On Thursday afternoon, former Vermont governor Howard Dean (D) offered his service for a second tenure as DNC chairman, saying on Twitter: "The dems need organization and focus on the young. Need a fifty State strategy and tech rehab. I am in for chairman again."
In an interview, Sanders said he is lobbying for Ellison and argued that the DNC needs to be reoriented so that it becomes less of an insiders' club “preoccupied” with raising money and more of an advocate for the concerns of the working class.
“You can’t tell working people you’re on their side while at the same time you’re raising money from Wall Street and the billionaire class,” Sanders said. “The Democratic Party has to be focused on grass-roots America and not wealthy people attending cocktail parties.”
Sanders acknowledged the need for the party to continue its function as a fundraising vehicle but suggested a model akin to his presidential campaign, which raised much of its money from small-dollar donors.
“Millions of people are willing to put in 20 bucks, 30 bucks, 50 bucks if there’s a party to believe in,” Sanders said.
With Clinton’s loss, the DNC chairman is certain to become a more visible face of the Democratic Party, and the contest to replace interim chairwoman Donna Brazile could become a wide-open affair. Had Clinton won, she would have nominated a successor, and it was expected to be someone close to her.
In a conference call Thursday night with members of the liberal grass-roots group Democracy for Action, Ellison said he would make an announcement Monday about whether he will be a candidate for DNC chairman. He said he was eager to help the party organize going forward.
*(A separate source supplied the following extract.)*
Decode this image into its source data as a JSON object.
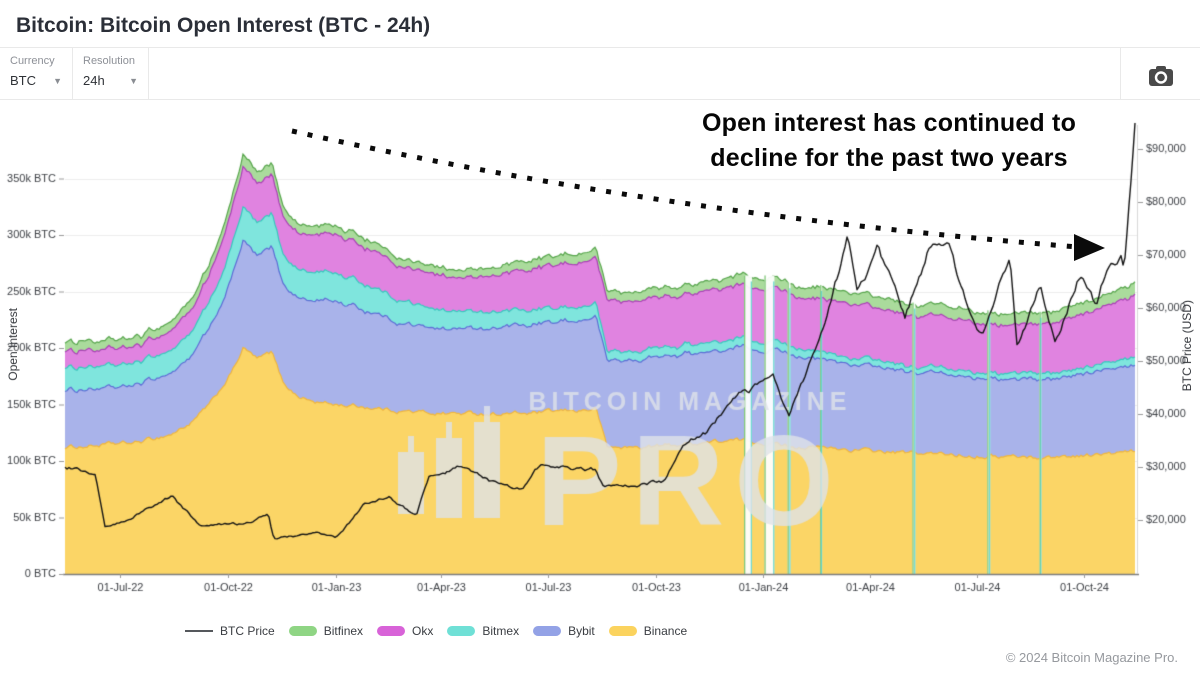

“My shoelaces are tied up tight, and I’m ready to get out on that court," Ellison said.
Leaders of several progressive groups, who had been courting Clinton as a potential ally on many of their causes, have expressed anger in the aftermath of the election, arguing that the result was a repudiation of a campaign driven by the Democratic establishment.
“The Democratic establishment had their chance with this election,” said Stephanie Taylor, co-founder of the Progressive Change Campaign Committee. “It’s time for new leadership of the Democratic Party — younger, more diverse and more ideological — that is hungry to do things differently, like leading a movement instead of dragging people to the polls.”
Taylor said her organization would be supportive of a DNC chairmanship of Ellison, whose choice, others suggested, would convey an important symbolic message during the presidency of Trump, who has proposed temporarily banning Muslims from entering the country. Ellison is a Muslim.
Neil Sroka, a spokesman for the liberal group Democracy for America, said Ellison would be “a potentially phenomenal choice” as DNC chairman, but said the organization was open to other choices, provided they weren’t part of the party establishment.
“I think Tuesday night was a tremendous loss that must sit at the feet of the political establishment of a Democratic Party that preordained the primary process from the very beginning,” said Sroka, whose group backed Sanders in the primaries. “The folks that enabled the loss need to step back and let the grass roots lead it.”
In a sign of tension at the DNC, a staff meeting there was interrupted Thursday by a staff member who stood up and blamed Trump’s win on Brazile, the Huffington Post reported.
“Why should we trust you as chair to lead us through this?” asked the staffer, identified only as Zach, according to the report.
Sanders said the reasons for Clinton’s loss were “fairly obvious” and cited two factors: lower turnout by the Democratic base and the Republican nominee’s far greater appeal to white, working-class voters, which Sanders dubbed “a humiliation for the Democratic Party.”
“White working-class people are deserting the party in droves,” Sanders said.
Rep. Raul M. Grijalva (D-Ariz.), who with Ellison co-chairs the Congressional Progressive Caucus, gave a similar diagnosis, saying Clinton’s loss was “a function of not understanding the electorate.” He argued that the DNC now needs to become a voice for “economic empowerment” to start wooing back voters lost to Trump.
“I think you need to clean house at the DNC, no question about it,” Grijalva said. “You’re going to need a DNC that is not just a money collector and employment agency for consultants and pollsters. They have to be advocates, and not just conduits. The DNC should be both an organizing tool and an advocacy tool.”